DON'T MODIFY ANYTHING IN THIS CELL THAT IS BELOW THIS LINE
"""
pad_word = helper.SPECIAL_WORDS['PADDING']
generated_script = generate(trained_rnn, vocab_to_int[prime_word + ':'], int_to_vocab, token_dict, vocab_to_int[pad_word], gen_length)
print(generated_script)



jerry: brandes cooling footnote:. writer's knowwork footnote: kroft) pitched

jerry: hello?

kramer: hey, you gotta get the cash, you want to be honest with that man, you got.

morty: what do you mean?

helen: it's not that guy.

george: oh, i got it.

jerry: i don't know how you can do that.

morty: i don't know, i'm so sorry.

chiles: help me!

kramer: hey, i got a lot of static. poor i was there.

elaine: so, i got it.

george: i can't believe i was in the position with the way to talk about.

jerry: what?

elaine: well, i don't know.

jerry: why did you not?

helen: the sticks. they don't want to hear soup and she said that would have to be. i have been in this court, you're a cosmo he was in front of a restaurant tribe- the moors. we just want to get ready, but i would.

helen: george, i am, i'm gonna be.

george: jerry, i am so grateful for you to get the pound. i was with the of the.

george: i love this contest...

elaine: i think i have a pee party and they are.

kramer: you k

#### Save your favorite scripts

Once you have a script that you like (or find interesting), save it to a text file!

In [19]:
# save script to a text file
f =  open("generated_script_1.txt","w")
f.write(generated_script)
f.close()

# The TV Script is Not Perfect
It's ok if the TV script doesn't make perfect sense. It should look like alternating lines of dialogue, here is one such example of a few generated lines.

### Example generated script

>jerry: what about me?
>
>jerry: i don't have to wait.
>
>kramer:(to the sales table)
>
>elaine:(to jerry) hey, look at this, i'm a good doctor.
>
>newman:(to elaine) you think i have no idea of this...
>
>elaine: oh, you better take the phone, and he was a little nervous.
>
>kramer:(to the phone) hey, hey, jerry, i don't want to be a little bit.(to kramer and jerry) you can't.
>
>jerry: oh, yeah. i don't even know, i know.
>
>jerry:(to the phone) oh, i know.
>
>kramer:(laughing) you know...(to jerry) you don't know.

You can see that there are multiple characters that say (somewhat) complete sentences, but it doesn't have to be perfect!
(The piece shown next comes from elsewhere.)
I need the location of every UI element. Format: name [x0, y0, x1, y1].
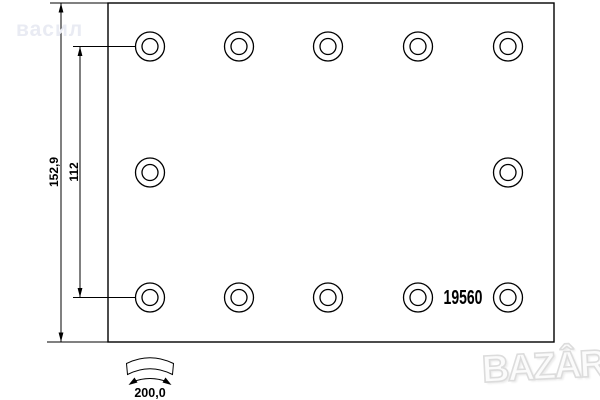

It takes quite a while to get good results, and often, you'll have to use a smaller vocabulary (and discard uncommon words), or get more data.  The Seinfeld dataset is about 3.4 MB, which is big enough for our purposes; for script generation you'll want more than 1 MB of text, generally. 

# Submitting This Project
When submitting this project, make sure to run all the cells before saving the notebook. Save the notebook file as "dlnd_tv_script_generation.ipynb" and save another copy as an HTML file by clicking "File" -> "Download as.."->"html". Include the "helper.py" and "problem_unittests.py" files in your submission. Once you download these files, compress them into one zip file for submission.